While almost all food scraps make great compost, certain scraps can make something even more remarkable – more food! Young gardeners can learn about how plants grow and enjoy delicious homegrown foods with ease! Families can engage in hands-on experiential learning by collecting bits of these special foods and creating their own mini-gardens.

Compost bins are filled with amazing wonders – worms and bugs, favorite foods in all stages of decomposition, and a host of smells, both sweet and savory. Did you know that some of the bits of food that land in your compost bin can live a second life? Many of the food scraps that we discard can be turned into new plants and, eventually, more food! Creating a kitchen scrap garden is incredibly easy and equally fascinating, and it can lead to fantastic experiential learning on the topic of plant growth and biology.

Plants possessing the ability to regenerate easily fall into a few different categories. Like scallions and green onions, edible bulbs will happily continue to produce flavorful green shoots so long as their white bulbs are preserved. Biennial green stalky plants like celerybok choylettuce, and cabbage can grow anew if the portion of the plant where the leaves and stalks originate from is saved. Plants whose roots we enjoy, however, work a little bit differently. Rather than keeping a small, inedible portion of the plant to regenerate more edible stuff, food scrap gardeners use the edible part of the plant to sprout more. Ginger and potatoes both grow in this way.

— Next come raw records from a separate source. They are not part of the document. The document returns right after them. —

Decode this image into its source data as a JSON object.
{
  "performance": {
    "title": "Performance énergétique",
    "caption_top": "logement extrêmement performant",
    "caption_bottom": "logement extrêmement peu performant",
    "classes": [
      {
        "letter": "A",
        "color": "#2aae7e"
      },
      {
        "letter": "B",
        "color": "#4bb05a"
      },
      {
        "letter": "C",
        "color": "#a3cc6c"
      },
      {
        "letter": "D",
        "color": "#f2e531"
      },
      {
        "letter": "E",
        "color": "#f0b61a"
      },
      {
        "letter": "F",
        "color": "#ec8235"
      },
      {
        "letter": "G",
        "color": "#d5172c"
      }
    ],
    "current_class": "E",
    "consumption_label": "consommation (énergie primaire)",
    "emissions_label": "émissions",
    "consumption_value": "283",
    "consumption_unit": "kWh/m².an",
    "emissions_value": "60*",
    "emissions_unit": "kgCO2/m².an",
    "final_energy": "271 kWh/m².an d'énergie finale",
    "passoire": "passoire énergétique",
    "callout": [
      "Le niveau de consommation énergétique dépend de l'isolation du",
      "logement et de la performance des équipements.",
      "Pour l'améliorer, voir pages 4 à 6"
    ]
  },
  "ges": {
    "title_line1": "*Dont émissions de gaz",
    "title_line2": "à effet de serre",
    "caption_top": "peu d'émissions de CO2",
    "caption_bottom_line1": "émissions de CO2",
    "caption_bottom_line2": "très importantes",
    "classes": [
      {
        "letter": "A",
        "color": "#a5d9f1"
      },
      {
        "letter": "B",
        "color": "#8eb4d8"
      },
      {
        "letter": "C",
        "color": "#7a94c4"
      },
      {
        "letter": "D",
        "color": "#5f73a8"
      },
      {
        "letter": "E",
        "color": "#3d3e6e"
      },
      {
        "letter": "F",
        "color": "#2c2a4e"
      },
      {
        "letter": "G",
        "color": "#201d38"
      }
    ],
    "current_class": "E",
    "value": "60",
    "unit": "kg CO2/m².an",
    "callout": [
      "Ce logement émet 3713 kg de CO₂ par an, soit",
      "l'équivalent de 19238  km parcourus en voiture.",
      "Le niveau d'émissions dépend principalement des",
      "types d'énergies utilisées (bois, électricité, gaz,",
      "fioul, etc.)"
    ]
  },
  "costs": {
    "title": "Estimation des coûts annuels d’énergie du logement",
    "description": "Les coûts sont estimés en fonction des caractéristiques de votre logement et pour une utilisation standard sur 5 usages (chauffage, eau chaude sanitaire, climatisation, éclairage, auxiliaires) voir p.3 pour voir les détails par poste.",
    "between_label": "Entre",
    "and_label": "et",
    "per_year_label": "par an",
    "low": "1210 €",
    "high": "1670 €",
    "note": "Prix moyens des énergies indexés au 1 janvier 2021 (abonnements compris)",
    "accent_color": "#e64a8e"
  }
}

If the time to plant outdoors in western Massachusetts has passed, it’s never the wrong time of year to sprout plants indoors. Many foods that can be re-sprouted can live entirely aquatic lives. Those that can’t thrive in just water can sometimes be grown successfully in small containers indoors – either for consumption or simply for pleasure. Kitchen scrap gardens are most accessible, least expensive, and most sustainable when their contents are determined merely by what gets eaten at home. Rather than rushing out to buy all of the foods you wish to grow, wait until a food ends up on your plate, then add the scraps to your collection! Young kitchen scrap gardeners can learn how edible plants grow by watching small scraps sprout roots, leaves, and shoots: Help young gardeners to make meaningful observations of their food scrap garden collection by asking them to compare the shape, size, and growth pattern of plants; helping them to track the growth rates of plants to compare and contrast; and allowing them to test food scraps of their choosing to see if they’ll grow (and if they, do how it will happen!).